Andy Nelson begins his role as government CIO at the end of March, replacing Joe Harley after little more than a year in the job. Even though he his tenure was short, it marked a sea-change in the way IT strategy was driven within the UK government, compared to his predecessor, John Suffolk.

Speaking to CIO UK, Nelson suggested that he will continue with Harley's approach. Like Harley, who remained IT boss of DWP, Nelson will not be relinquishing his post as departmental CIO for the Ministry of Justice.

For Nelson, delivery will be the keyword of his office, at least for the next 12 months. He will be inheriting many large IT initiatives that are still in the development and launch stages and making sure those will be deployed are at the top of his agenda.

He says: "I'll be focusing on delivering on implementations in the first year. It's about being able to shift to live examples, such as the Public Services Network (PSN)."

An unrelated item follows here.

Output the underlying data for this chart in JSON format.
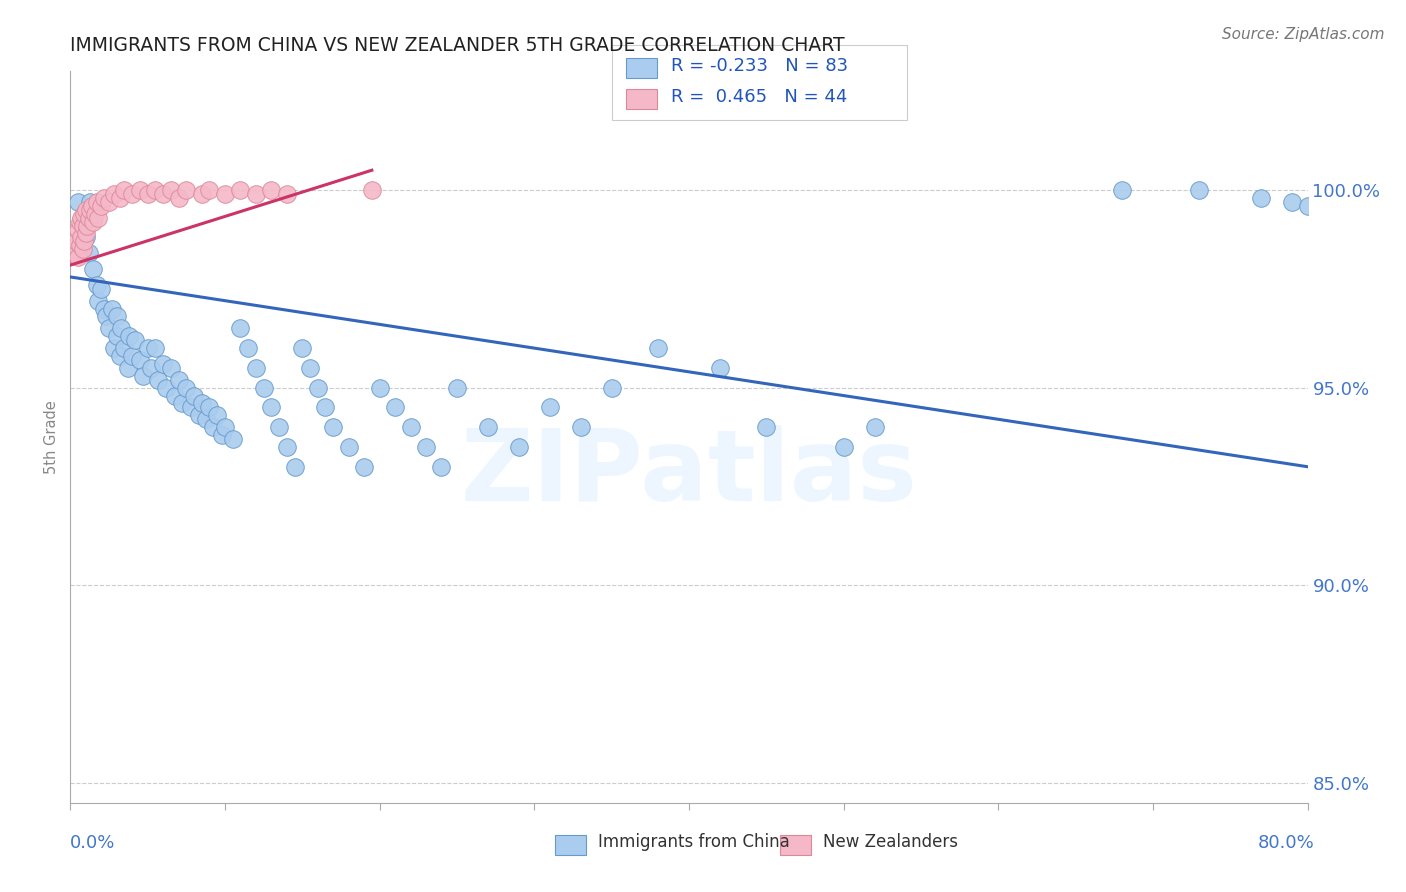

This year there are a number of procurement projects on new frameworks that are due to come on line in late 2012, explained Nelson and he is looking forward to exploiting them.

One of the biggest he cites is the G-Cloud initiative which is just about to see departments buying and using it, he says.

"The next 12 months is about a shift to tangible implementations."


There has been much criticism poured on the way Whitehall procures products and services from suppliers, even from within and the coalition government is driving budget cuts in all quarters. Nelson sees his role as one of championing a shift to more flexible and responsive procurement environment.

"Previously procurement has been hampered by structured formal processes," he says. "I think John Suffolk talked about an 18-month procurement process."

One of the big initiatives within the G-Cloud initiative has been the creation of CloudStore, a framework for purchasing IT services in a much more flexible way. This framework has been criticised for lacking big-hitter buy-in, but Nelson is hopeful he can garner enthusiasm for it amongst the bigger departments.

"If you look at CloudStore, you can develop a framework in months and a procurement process of weeks. We should be buying services today on a completely different model."

It's not just IT procurement that is under the spotlight but the purchasing of other services through digital channels. This is another area Nelson expects to focus on as he takes on the role of government CIO.

Nelson's approach as IT leader will be around taking advantage of economies of scale and adopting best practices as standard. His role will involve identifying champions for particular processes which he can hold up for other departments to follow.

He says: "The same with procurement of commodity services. We are going to push further into e-auctions, so that we are procuring in a different way. We are going to make more effort with new frameworks. In the MoJ, we are leading procurement with a new hosting framework and we are pulling in other departments for their future hosting needs."